I kiss her on the nose and play with the thin band of woven hair around her ring finger. My hair wound with bits of silk makes her wedding band.
“I have a surprise for you tonight,” she tells me.
“And I have one for you,” I say, thinking of the Laurel. I put my sweatband on her head like a crown. She wrinkles her nose at its wetness.
“Oh, well, I actually have two for you, Darrow. Pity you didn’t think ahead. You might have gotten me a cube of sugar or a satin sheet or … maybe even coffee to go with the first gift.”
“Coffee!” I laugh. “What sort of Color did you think you married?”
She sighs. “No benefits to a diver, none at all. Crazy, stubborn, rash …”
“Dexterous?” I say with a mischievous smile as I slide my hand up the side of her skirt.
“Reckon that has its advantages.” She smiles and swats my hand away like it’s a spider. “Now put these gloves on unless you want jabber from the women.
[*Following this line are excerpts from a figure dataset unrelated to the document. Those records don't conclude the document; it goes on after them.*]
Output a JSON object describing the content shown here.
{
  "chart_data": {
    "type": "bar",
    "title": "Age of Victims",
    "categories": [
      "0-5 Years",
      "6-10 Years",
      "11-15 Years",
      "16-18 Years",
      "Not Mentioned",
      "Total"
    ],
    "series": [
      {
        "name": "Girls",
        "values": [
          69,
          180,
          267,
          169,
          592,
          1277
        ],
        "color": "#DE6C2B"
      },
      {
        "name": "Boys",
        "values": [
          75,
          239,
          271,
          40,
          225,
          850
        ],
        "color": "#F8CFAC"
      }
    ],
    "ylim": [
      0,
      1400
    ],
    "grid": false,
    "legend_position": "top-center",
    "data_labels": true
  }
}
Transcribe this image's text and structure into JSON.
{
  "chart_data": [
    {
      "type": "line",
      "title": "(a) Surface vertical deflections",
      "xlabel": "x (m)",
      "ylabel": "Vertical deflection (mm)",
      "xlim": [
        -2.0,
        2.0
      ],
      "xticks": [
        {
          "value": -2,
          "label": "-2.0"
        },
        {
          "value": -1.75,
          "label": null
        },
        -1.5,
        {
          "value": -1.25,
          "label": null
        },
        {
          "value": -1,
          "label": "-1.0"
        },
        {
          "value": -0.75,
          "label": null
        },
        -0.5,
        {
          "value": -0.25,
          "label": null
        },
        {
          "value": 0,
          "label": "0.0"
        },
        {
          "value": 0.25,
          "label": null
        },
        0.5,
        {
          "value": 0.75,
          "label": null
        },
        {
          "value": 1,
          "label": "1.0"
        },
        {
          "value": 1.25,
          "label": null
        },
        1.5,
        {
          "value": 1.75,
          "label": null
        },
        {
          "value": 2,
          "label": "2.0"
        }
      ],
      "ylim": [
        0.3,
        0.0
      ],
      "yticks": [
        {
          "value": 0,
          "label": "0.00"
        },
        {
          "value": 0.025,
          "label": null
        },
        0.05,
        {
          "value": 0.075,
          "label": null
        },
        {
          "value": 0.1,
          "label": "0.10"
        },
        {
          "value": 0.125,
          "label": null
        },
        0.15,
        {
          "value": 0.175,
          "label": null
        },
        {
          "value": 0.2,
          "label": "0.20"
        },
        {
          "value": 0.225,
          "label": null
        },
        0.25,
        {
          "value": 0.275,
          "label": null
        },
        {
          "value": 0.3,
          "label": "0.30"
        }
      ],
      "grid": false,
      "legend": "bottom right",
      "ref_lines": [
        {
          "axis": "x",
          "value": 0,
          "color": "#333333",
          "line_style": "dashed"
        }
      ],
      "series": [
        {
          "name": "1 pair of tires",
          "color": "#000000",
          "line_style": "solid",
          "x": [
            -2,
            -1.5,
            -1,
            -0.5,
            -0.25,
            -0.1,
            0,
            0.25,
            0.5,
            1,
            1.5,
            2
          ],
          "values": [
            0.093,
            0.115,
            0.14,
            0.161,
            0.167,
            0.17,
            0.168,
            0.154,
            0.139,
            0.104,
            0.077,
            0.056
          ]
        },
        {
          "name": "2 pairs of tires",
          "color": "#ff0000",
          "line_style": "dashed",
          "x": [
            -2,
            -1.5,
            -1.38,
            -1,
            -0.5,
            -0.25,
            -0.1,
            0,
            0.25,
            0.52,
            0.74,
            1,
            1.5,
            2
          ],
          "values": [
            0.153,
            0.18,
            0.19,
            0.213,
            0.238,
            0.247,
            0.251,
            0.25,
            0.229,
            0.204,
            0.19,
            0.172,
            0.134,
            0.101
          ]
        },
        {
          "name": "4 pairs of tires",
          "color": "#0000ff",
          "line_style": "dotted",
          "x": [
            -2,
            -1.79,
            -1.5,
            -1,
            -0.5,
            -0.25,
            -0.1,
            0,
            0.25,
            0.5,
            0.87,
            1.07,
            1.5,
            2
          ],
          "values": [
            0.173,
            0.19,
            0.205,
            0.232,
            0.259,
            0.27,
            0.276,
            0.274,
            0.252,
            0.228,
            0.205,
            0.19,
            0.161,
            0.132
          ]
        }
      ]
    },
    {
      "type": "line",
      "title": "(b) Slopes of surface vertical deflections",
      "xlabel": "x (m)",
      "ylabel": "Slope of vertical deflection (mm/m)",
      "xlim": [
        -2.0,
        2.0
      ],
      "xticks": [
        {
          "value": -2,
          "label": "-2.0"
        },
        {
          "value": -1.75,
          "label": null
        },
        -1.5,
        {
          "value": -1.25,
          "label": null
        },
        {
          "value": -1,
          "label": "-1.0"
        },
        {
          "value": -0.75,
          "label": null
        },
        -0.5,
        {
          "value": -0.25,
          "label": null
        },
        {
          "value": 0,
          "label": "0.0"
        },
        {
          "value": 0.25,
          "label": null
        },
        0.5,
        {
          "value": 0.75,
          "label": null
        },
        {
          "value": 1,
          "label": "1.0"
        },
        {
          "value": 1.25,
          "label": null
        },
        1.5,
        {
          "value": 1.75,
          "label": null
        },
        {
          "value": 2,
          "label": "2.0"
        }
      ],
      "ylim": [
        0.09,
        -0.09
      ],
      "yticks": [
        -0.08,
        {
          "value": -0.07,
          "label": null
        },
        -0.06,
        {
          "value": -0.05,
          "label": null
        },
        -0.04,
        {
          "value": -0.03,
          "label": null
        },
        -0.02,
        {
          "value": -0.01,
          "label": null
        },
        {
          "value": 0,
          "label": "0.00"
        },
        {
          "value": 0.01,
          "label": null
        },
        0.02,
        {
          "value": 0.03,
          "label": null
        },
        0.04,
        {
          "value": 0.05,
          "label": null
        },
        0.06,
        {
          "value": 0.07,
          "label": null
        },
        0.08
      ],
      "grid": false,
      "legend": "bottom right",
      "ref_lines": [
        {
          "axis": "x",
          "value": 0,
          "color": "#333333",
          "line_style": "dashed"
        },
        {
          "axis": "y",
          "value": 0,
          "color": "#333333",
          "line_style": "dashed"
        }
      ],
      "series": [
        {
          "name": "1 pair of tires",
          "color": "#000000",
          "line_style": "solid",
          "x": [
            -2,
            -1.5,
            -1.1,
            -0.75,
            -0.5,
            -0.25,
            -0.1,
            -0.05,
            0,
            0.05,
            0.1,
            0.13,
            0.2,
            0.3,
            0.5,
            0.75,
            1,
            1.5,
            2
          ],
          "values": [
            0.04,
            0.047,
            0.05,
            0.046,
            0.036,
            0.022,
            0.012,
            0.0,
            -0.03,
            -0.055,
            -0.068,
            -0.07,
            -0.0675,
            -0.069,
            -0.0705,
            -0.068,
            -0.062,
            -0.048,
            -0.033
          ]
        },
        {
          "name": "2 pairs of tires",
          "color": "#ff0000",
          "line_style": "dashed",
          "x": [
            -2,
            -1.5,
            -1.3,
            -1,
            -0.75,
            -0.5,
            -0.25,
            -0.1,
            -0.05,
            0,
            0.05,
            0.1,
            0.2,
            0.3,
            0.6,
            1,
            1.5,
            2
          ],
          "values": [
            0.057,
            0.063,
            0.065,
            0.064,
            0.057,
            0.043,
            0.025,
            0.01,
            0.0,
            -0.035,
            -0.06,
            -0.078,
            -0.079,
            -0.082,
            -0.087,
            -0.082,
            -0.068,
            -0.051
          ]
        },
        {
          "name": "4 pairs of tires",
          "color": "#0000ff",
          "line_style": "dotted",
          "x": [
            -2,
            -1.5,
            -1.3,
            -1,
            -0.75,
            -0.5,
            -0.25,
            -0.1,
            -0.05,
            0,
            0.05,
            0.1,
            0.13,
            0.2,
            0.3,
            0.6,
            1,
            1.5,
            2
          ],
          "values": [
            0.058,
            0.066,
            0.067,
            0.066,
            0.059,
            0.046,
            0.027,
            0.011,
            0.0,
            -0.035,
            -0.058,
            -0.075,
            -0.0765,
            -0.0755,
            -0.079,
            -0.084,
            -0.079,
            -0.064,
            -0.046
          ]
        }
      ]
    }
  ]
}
Your mother’s already gone on ahead.”
3
THE LAUREL
We walk hand in hand wi
th the others from our township through the tunnelroads to the Common. Lune drones on above us on the HC, high above, as the Goldbrows (Aureate to be technic) ought to be. They show the horrors of a terrorist bomb killing a Red mining crew and an Orange technician group. The Sons of Ares are blamed. Their strange glyph of Ares, a cruel helmet with spiked sunbursts exploding from the crown, burns across the screen; blood drips from the spikes. Children are shown mangled. The Sons of Ares are called tribal murderers, called bringers of chaos. They are condemned. The Society’s Gray police and soldiers move rubble. Two soldiers of the Obsidian Color, colossal men and women nearly twice my size, are shown along with nimble Yellow doctors carrying several victims from the blast.
There are no Sons of Ares in Lykos. Their futile war does not touch us; yet again a reward is offered for information on Ares, the terrorist king. We have heard the broadcast a thousand times, and still it feels like fiction. The Sons think we are mistreated, so they blow things up. It is a pointless tantrum. Any damage they do delays the progress of making Mars ready for the other Colors. It hurts humanity.
In the tunnelroad, where boys compete to touch the ceiling, the people of the townships flow in merriment toward the Laureltide dance. We sing the Laureltide song as we go—a swooping melody of a man finding his bride in a field of gold. There’s laughter as the young boys try running along the walls or doing rows of flips, only to fall on their faces or be bested by a girl.
Lights are strung along the lengthy corridor. In the distance, drunk Uncle Narol, old now at thirty-five, plays his zither for the children who dance about our legs; even he cannot scowl forever. He wears the instrument suspended on shoulder straps so that it rests at his hips, with its plastic soundboard and its many taut metal strings facing up toward the ceiling. The right thumb strums the strings, except when the index finger drops down or when the thumb picks single strings, all while the left hand picks out the bass line string by string. It is maddeningly difficult to make the zither sound anything but mournful. Uncle Narol’s fingers are equal to the task, though mine only make tragic music.